Irish Nationwide Building Society says it 'fundamentally disagrees' with recent rating downgrades from credit rating agencies Fitch and Moody's.

Fitch said today that the downgrades of some of the society's ratings reflect concerns about the uncertain outlook for commercial and residential property lending in Ireland and the UK. It said this has deteriorated further and faster than was anticipated in early 2008.

Today's downgrade comes after another agency, Moody's downgraded the society's ratings last week.

In a statement, Irish Nationwide said that the downgrades do not affect the underlying financial strength of the society. It said that during 2008 it has 'significantly' increased its liquidity and capital base. It said that both of these are critical in the present economic and financial climate.

'It is important to emphasise that the society is and continues to be a strong profitable financial institution and that profit budgeting projections are on target for the first half of 2008,' the statement adds.

Nationwide notes that it made more profits than the EBS, First Active, ACC and National Irish combined. It added that this year it believes it will also report more profits that those four institutions collectively.

Fitch said today that although INBS's level of bad debts are still fairly low, it is concerned that 'asset quality could deteriorate significantly if the outlook for this sector continues to worsen'.

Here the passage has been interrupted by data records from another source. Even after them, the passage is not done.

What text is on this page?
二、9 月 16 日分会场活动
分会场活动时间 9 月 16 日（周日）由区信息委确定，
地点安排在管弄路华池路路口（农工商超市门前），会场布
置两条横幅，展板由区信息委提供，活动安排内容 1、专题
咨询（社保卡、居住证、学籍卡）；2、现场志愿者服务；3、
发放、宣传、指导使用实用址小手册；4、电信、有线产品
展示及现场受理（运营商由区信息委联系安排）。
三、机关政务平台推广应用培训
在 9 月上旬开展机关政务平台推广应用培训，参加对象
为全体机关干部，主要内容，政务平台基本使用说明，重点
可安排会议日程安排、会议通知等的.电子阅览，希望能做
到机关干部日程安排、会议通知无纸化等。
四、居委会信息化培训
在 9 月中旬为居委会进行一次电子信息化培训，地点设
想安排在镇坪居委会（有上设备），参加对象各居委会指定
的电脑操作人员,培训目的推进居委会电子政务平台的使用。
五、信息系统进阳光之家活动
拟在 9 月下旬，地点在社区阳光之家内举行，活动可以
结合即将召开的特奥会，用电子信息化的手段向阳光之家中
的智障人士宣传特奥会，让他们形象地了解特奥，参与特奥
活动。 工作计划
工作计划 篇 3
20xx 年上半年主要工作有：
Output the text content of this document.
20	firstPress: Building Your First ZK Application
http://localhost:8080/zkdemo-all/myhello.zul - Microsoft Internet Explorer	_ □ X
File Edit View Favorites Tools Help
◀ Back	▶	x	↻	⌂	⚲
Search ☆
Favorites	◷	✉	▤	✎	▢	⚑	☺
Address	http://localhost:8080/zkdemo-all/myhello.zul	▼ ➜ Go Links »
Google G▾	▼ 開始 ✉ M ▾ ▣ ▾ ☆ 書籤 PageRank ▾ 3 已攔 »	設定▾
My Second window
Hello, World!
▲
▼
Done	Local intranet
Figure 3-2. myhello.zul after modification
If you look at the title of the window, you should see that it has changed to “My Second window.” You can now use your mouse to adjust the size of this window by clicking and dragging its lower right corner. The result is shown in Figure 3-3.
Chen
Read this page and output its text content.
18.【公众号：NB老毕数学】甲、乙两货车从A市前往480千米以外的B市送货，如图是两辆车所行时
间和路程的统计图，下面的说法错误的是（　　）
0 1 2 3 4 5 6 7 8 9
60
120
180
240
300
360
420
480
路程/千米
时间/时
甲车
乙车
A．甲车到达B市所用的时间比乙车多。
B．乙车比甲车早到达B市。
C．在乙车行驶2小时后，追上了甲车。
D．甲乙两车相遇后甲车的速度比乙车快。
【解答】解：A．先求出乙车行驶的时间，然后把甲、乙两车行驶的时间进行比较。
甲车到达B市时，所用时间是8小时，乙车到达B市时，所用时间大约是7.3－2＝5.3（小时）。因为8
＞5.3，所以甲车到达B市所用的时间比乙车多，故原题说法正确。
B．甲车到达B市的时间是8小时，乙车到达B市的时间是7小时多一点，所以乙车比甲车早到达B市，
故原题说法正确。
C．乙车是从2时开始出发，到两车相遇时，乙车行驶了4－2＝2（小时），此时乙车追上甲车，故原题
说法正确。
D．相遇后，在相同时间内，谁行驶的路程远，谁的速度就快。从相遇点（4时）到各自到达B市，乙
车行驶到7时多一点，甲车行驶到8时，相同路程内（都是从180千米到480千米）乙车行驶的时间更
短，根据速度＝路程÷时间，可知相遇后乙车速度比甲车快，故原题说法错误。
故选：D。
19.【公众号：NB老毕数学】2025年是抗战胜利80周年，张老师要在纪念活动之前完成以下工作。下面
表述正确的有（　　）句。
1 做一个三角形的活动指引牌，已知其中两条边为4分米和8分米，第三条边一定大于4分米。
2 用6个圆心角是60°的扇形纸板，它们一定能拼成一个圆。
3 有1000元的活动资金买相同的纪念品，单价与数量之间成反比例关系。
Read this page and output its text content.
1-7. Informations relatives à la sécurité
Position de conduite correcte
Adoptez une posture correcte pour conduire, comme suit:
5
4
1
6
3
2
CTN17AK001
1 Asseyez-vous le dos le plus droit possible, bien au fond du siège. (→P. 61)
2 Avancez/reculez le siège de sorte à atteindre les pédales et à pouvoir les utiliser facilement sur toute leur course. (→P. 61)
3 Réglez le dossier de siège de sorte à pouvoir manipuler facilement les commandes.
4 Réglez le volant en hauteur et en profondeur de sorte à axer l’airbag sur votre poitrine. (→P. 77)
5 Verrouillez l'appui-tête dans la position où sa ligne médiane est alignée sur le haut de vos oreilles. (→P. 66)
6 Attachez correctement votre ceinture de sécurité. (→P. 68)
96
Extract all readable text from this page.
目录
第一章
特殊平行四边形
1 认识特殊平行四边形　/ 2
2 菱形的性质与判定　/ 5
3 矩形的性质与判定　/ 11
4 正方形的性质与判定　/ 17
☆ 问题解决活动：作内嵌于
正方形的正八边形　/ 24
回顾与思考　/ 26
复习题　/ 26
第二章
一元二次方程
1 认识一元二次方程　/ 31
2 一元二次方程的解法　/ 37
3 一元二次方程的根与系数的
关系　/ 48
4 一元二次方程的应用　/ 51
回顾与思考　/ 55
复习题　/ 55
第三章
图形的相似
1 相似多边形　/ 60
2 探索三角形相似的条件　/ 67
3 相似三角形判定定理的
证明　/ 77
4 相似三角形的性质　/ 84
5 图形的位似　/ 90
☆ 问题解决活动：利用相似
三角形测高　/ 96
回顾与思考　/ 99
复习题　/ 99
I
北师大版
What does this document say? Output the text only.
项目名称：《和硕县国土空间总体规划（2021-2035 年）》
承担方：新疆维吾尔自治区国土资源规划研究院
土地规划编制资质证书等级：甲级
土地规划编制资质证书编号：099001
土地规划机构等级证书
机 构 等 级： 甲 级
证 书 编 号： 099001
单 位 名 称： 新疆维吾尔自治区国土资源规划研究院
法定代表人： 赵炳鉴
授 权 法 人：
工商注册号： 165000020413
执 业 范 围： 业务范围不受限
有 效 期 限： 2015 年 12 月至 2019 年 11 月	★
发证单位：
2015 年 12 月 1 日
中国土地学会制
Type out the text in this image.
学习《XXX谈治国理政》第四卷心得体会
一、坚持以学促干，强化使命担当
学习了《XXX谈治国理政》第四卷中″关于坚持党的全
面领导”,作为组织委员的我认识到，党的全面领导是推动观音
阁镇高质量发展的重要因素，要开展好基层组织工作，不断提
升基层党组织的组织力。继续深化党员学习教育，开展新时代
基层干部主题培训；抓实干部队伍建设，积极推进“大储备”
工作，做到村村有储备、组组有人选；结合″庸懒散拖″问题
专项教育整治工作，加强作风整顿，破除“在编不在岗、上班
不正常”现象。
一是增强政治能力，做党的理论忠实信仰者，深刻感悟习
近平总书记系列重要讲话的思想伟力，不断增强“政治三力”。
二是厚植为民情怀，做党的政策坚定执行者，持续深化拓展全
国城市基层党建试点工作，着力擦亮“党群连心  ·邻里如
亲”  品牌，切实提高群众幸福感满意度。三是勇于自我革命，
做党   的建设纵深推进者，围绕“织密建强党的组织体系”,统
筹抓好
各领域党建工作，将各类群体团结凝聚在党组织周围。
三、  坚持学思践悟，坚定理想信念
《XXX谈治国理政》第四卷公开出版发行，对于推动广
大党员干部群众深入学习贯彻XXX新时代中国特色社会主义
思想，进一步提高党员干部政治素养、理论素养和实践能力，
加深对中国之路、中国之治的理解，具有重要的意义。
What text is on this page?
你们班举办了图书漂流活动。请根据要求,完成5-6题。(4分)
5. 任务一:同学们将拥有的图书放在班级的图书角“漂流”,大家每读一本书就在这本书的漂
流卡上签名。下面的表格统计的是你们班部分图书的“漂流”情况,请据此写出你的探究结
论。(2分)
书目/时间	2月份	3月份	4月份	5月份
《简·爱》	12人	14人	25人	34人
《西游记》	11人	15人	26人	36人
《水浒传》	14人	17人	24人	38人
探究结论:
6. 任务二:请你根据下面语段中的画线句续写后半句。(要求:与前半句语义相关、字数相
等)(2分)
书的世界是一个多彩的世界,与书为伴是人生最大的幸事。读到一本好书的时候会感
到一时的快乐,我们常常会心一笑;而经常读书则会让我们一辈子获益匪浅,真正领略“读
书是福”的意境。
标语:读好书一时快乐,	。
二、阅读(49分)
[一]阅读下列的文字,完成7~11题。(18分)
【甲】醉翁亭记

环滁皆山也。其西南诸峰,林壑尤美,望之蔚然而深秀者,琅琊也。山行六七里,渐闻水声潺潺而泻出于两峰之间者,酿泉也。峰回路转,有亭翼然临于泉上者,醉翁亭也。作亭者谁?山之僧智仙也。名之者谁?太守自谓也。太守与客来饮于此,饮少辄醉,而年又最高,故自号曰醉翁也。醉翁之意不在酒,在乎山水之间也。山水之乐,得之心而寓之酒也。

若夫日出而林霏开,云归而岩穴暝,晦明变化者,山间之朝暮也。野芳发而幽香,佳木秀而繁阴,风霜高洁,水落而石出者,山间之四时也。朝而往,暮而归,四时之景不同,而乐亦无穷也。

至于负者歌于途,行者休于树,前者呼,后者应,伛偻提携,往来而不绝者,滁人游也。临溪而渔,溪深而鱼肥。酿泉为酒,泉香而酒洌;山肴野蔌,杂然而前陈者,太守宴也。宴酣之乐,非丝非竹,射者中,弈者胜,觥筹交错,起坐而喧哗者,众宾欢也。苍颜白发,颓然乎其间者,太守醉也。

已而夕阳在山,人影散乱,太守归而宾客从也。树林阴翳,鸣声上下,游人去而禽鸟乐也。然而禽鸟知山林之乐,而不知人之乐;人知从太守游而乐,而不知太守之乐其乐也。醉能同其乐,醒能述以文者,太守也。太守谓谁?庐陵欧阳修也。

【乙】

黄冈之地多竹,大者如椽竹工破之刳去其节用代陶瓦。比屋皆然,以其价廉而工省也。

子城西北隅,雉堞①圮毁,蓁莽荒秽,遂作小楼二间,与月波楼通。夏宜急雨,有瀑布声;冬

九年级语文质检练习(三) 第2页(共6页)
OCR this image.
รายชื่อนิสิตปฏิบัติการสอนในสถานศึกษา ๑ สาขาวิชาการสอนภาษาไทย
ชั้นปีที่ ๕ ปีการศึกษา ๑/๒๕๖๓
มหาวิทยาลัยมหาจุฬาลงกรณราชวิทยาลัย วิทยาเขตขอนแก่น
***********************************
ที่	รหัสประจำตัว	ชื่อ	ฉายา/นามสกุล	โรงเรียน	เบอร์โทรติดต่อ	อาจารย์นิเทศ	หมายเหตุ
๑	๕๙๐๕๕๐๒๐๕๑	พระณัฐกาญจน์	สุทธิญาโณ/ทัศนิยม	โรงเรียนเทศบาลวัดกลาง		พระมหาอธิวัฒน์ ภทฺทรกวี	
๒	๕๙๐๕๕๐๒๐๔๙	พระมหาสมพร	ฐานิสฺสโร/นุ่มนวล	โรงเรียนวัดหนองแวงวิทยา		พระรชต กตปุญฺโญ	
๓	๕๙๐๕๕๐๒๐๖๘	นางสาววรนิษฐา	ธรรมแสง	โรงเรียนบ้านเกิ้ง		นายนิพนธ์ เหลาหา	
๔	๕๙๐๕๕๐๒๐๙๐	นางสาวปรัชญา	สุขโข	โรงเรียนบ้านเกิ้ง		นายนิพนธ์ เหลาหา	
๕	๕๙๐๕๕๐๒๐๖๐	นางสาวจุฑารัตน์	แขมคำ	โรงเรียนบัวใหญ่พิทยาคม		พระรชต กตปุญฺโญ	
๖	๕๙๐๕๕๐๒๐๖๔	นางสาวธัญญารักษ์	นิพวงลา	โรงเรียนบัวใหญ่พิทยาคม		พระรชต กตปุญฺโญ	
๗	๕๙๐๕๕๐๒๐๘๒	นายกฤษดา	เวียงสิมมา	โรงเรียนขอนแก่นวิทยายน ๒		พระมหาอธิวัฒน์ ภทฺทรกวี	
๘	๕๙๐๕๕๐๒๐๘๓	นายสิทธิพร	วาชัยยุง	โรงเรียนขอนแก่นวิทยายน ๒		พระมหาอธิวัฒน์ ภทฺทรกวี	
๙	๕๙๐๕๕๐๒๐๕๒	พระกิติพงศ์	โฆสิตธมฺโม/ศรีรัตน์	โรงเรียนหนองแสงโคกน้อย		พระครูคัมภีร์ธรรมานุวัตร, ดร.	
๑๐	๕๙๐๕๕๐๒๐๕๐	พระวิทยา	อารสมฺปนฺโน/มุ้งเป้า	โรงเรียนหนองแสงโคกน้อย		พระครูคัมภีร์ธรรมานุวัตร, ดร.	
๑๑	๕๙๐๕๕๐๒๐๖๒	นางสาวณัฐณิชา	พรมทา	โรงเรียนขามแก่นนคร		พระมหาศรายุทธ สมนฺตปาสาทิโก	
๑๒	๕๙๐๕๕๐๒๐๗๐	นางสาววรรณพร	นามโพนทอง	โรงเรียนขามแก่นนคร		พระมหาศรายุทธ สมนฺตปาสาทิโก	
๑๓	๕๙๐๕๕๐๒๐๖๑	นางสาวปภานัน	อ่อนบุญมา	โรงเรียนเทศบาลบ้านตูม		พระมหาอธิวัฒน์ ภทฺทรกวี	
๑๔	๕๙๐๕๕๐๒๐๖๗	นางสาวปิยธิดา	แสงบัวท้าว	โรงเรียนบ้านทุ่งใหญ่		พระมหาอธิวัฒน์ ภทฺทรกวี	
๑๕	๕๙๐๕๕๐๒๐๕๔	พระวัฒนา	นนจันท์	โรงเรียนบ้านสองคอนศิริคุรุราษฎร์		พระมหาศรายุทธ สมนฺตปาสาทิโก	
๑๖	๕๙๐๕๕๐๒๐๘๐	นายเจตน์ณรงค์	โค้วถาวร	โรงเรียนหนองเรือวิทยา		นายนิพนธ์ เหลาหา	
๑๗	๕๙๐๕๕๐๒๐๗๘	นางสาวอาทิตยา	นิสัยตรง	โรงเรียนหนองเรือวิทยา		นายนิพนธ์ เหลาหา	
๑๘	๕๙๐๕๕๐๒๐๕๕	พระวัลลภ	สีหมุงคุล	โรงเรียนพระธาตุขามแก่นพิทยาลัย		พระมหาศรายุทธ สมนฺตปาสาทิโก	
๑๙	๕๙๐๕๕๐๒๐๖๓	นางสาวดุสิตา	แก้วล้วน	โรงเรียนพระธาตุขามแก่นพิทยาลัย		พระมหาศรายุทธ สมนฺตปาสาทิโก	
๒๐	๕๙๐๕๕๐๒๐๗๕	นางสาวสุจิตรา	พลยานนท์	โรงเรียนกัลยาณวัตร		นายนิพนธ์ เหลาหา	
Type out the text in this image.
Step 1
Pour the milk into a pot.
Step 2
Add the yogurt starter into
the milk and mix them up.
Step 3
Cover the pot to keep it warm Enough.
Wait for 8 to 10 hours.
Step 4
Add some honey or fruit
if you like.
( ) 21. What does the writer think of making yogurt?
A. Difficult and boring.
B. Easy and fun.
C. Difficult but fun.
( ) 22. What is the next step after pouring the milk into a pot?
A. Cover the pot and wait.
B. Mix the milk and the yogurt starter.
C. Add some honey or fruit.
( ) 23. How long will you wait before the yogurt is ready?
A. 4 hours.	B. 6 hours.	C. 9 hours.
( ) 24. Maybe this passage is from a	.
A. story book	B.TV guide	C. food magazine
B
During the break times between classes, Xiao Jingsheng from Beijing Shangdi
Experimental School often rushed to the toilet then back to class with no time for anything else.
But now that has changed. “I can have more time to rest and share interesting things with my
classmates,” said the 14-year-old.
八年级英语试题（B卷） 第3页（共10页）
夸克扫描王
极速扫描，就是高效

Fitch says the increasing cost of funding on money markets, together with reduced revenue from lower volumes of business, has begun to affect profitability at the society. It adds, however, that INBS continues to benefit from 'strong cost efficiency, a liquid balance sheet, a large and historically stable retail deposit base and a satisfactory level of capital'.

The agency says INBS's loan portfolio is 80% focused on commercial lending, with 45% of total lending linked with property in the UK.